Sentii due, forse quattro, braccia afferrarmi per tirarmi in piedi. A metà dell’opera un’altra mano si aggiunse a cingermi il petto come un vecchio rottame agganciato da un carroattrezzi. Il fischiare quasi parve il rumore della spia per le operazioni di traino o retromarcia.
“Cos’è successo signora?” le chiesero. Avrei voluto chiederglielo io.
“Passavo di qua e quando l’ho visto inciampare, mi sono accostata.”

Ero… inciampato. Le voci rimasero in una bolla, forse l’apparecchio si era danneggiato. Mi guardai attorno stordito, volli reagire, ringraziare chi mi aveva soccorso, ma… guardai giù. Mi accorsi che non v’erano buche. Ero caduto così, come un idiota, perché così le mie gambe avevano deciso.
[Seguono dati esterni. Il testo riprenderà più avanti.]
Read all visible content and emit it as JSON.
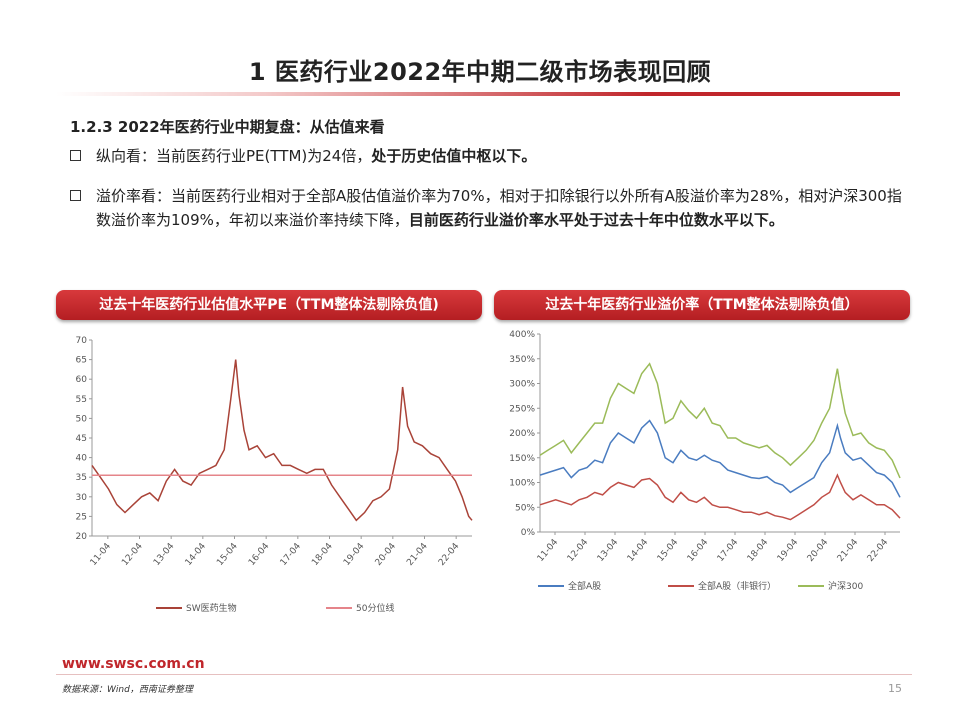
{
  "slide": {
    "title": "1 医药行业2022年中期二级市场表现回顾",
    "subhead": "1.2.3  2022年医药行业中期复盘：从估值来看",
    "bullet1_normal": "纵向看：当前医药行业PE(TTM)为24倍，",
    "bullet1_bold": "处于历史估值中枢以下。",
    "bullet2_normal": "溢价率看：当前医药行业相对于全部A股估值溢价率为70%，相对于扣除银行以外所有A股溢价率为28%，相对沪深300指数溢价率为109%，年初以来溢价率持续下降，",
    "bullet2_bold": "目前医药行业溢价率水平处于过去十年中位数水平以下。",
    "footer_url": "www.swsc.com.cn",
    "source": "数据来源：Wind，西南证券整理",
    "page_number": "15",
    "accent_color": "#c0262b"
  },
  "chart_data": [
    {
      "type": "line",
      "title": "过去十年医药行业估值水平PE（TTM整体法剔除负值)",
      "ylim": [
        20,
        70
      ],
      "y_ticks": [
        "20",
        "25",
        "30",
        "35",
        "40",
        "45",
        "50",
        "55",
        "60",
        "65",
        "70"
      ],
      "x_ticks": [
        "11-04",
        "12-04",
        "13-04",
        "14-04",
        "15-04",
        "16-04",
        "17-04",
        "18-04",
        "19-04",
        "20-04",
        "21-04",
        "22-04"
      ],
      "x": [
        2011.0,
        2011.25,
        2011.5,
        2011.75,
        2012.0,
        2012.25,
        2012.5,
        2012.75,
        2013.0,
        2013.25,
        2013.5,
        2013.75,
        2014.0,
        2014.25,
        2014.5,
        2014.75,
        2015.0,
        2015.2,
        2015.35,
        2015.45,
        2015.6,
        2015.75,
        2016.0,
        2016.25,
        2016.5,
        2016.75,
        2017.0,
        2017.25,
        2017.5,
        2017.75,
        2018.0,
        2018.25,
        2018.5,
        2018.75,
        2019.0,
        2019.25,
        2019.5,
        2019.75,
        2020.0,
        2020.25,
        2020.4,
        2020.55,
        2020.75,
        2021.0,
        2021.25,
        2021.5,
        2021.75,
        2022.0,
        2022.2,
        2022.4,
        2022.5
      ],
      "series": [
        {
          "name": "SW医药生物",
          "color": "#a94338",
          "values": [
            38,
            35,
            32,
            28,
            26,
            28,
            30,
            31,
            29,
            34,
            37,
            34,
            33,
            36,
            37,
            38,
            42,
            55,
            65,
            56,
            47,
            42,
            43,
            40,
            41,
            38,
            38,
            37,
            36,
            37,
            37,
            33,
            30,
            27,
            24,
            26,
            29,
            30,
            32,
            42,
            58,
            48,
            44,
            43,
            41,
            40,
            37,
            34,
            30,
            25,
            24
          ]
        },
        {
          "name": "50分位线",
          "color": "#e5848a",
          "values": [
            35.5,
            35.5,
            35.5,
            35.5,
            35.5,
            35.5,
            35.5,
            35.5,
            35.5,
            35.5,
            35.5,
            35.5,
            35.5,
            35.5,
            35.5,
            35.5,
            35.5,
            35.5,
            35.5,
            35.5,
            35.5,
            35.5,
            35.5,
            35.5,
            35.5,
            35.5,
            35.5,
            35.5,
            35.5,
            35.5,
            35.5,
            35.5,
            35.5,
            35.5,
            35.5,
            35.5,
            35.5,
            35.5,
            35.5,
            35.5,
            35.5,
            35.5,
            35.5,
            35.5,
            35.5,
            35.5,
            35.5,
            35.5,
            35.5,
            35.5,
            35.5
          ]
        }
      ],
      "legend": "bottom"
    },
    {
      "type": "line",
      "title": "过去十年医药行业溢价率（TTM整体法剔除负值）",
      "ylim": [
        0,
        400
      ],
      "y_ticks": [
        "0%",
        "50%",
        "100%",
        "150%",
        "200%",
        "250%",
        "300%",
        "350%",
        "400%"
      ],
      "x_ticks": [
        "11-04",
        "12-04",
        "13-04",
        "14-04",
        "15-04",
        "16-04",
        "17-04",
        "18-04",
        "19-04",
        "20-04",
        "21-04",
        "22-04"
      ],
      "x": [
        2011.0,
        2011.25,
        2011.5,
        2011.75,
        2012.0,
        2012.25,
        2012.5,
        2012.75,
        2013.0,
        2013.25,
        2013.5,
        2013.75,
        2014.0,
        2014.25,
        2014.5,
        2014.75,
        2015.0,
        2015.25,
        2015.5,
        2015.75,
        2016.0,
        2016.25,
        2016.5,
        2016.75,
        2017.0,
        2017.25,
        2017.5,
        2017.75,
        2018.0,
        2018.25,
        2018.5,
        2018.75,
        2019.0,
        2019.25,
        2019.5,
        2019.75,
        2020.0,
        2020.25,
        2020.5,
        2020.6,
        2020.75,
        2021.0,
        2021.25,
        2021.5,
        2021.75,
        2022.0,
        2022.25,
        2022.5
      ],
      "series": [
        {
          "name": "全部A股",
          "color": "#4a7cc0",
          "values": [
            115,
            120,
            125,
            130,
            110,
            125,
            130,
            145,
            140,
            180,
            200,
            190,
            180,
            210,
            225,
            200,
            150,
            140,
            165,
            150,
            145,
            155,
            145,
            140,
            125,
            120,
            115,
            110,
            108,
            112,
            100,
            95,
            80,
            90,
            100,
            110,
            140,
            160,
            215,
            190,
            160,
            145,
            150,
            135,
            120,
            115,
            100,
            70
          ]
        },
        {
          "name": "全部A股（非银行）",
          "color": "#c04e47",
          "values": [
            55,
            60,
            65,
            60,
            55,
            65,
            70,
            80,
            75,
            90,
            100,
            95,
            90,
            105,
            108,
            95,
            70,
            60,
            80,
            65,
            60,
            70,
            55,
            50,
            50,
            45,
            40,
            40,
            35,
            40,
            33,
            30,
            25,
            35,
            45,
            55,
            70,
            80,
            115,
            100,
            80,
            65,
            75,
            65,
            55,
            55,
            45,
            28
          ]
        },
        {
          "name": "沪深300",
          "color": "#9bbb59",
          "values": [
            155,
            165,
            175,
            185,
            160,
            180,
            200,
            220,
            220,
            270,
            300,
            290,
            280,
            320,
            340,
            300,
            220,
            230,
            265,
            245,
            230,
            250,
            220,
            215,
            190,
            190,
            180,
            175,
            170,
            175,
            160,
            150,
            135,
            150,
            165,
            185,
            220,
            250,
            330,
            290,
            240,
            195,
            200,
            180,
            170,
            165,
            145,
            109
          ]
        }
      ],
      "legend": "bottom"
    }
  ]
}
Immaginai la scena e non riuscii a dire una parola. Mi... faceva male apparire così davanti ai tuoi occhi, l’uomo che un tempo era solito portarti in spalla per miglia ora neanche in grado di mettere bene un piede davanti all’altro. Non era patetico? So che avevi visto tutto da lassù e il non riconoscermi più in quel ritratto che ero stato per te era… molto più denigrante dei bambini di quella donna, persi nel deridermi dietro a un finestrino. “Visto che idiota?” li sentivo sghignazzare. Ogni domenica eri costretta a vedere questo sacco di carni grevi farsi strada fino al cimitero e, sai, proprio perché mi vergognavo, ero solito passare sotto più portici possibili. Così, da lì in alto, tu non mi avresti visto versare le lacrime. Poterti illudere con un sorriso ogniqualvolta sbucavo dagli edifici di questo paesino che andava tutto bene e che queste dalie, il tuo fiore preferito, sarebbero giunte a decorare uno stupido pezzo di pietra. Eppure, oggi… oggi mi hai visto per ciò che realmente sono: un frutto degli anni più duri, dove percorrere queste strade senza di te non ha mai aiutato. Immagino di percorrerle con te, ma l’unico incontro concessoci è quello davanti un epitaffio o quello che i nostri nipoti ogni tanto tirano fuori alla domanda: “Com’era la nonna?” E poi, sentirmi dire da nostra figlia: “Lasciate stare il nonno che è stanco”, come se soffrissi di qualche demenza acuta o non fossi in grado di aprir bocca se non per sbavare. Sembra che queste rughe scandiscano il tempo ergendo barriere che sanno di muffa. Spero tu abbia perso le tue, lassù. Così, ti tratteranno con più riguardo.
Ma non preoccuarti, nel frattempo ci penserò io, come ho sempre fatto.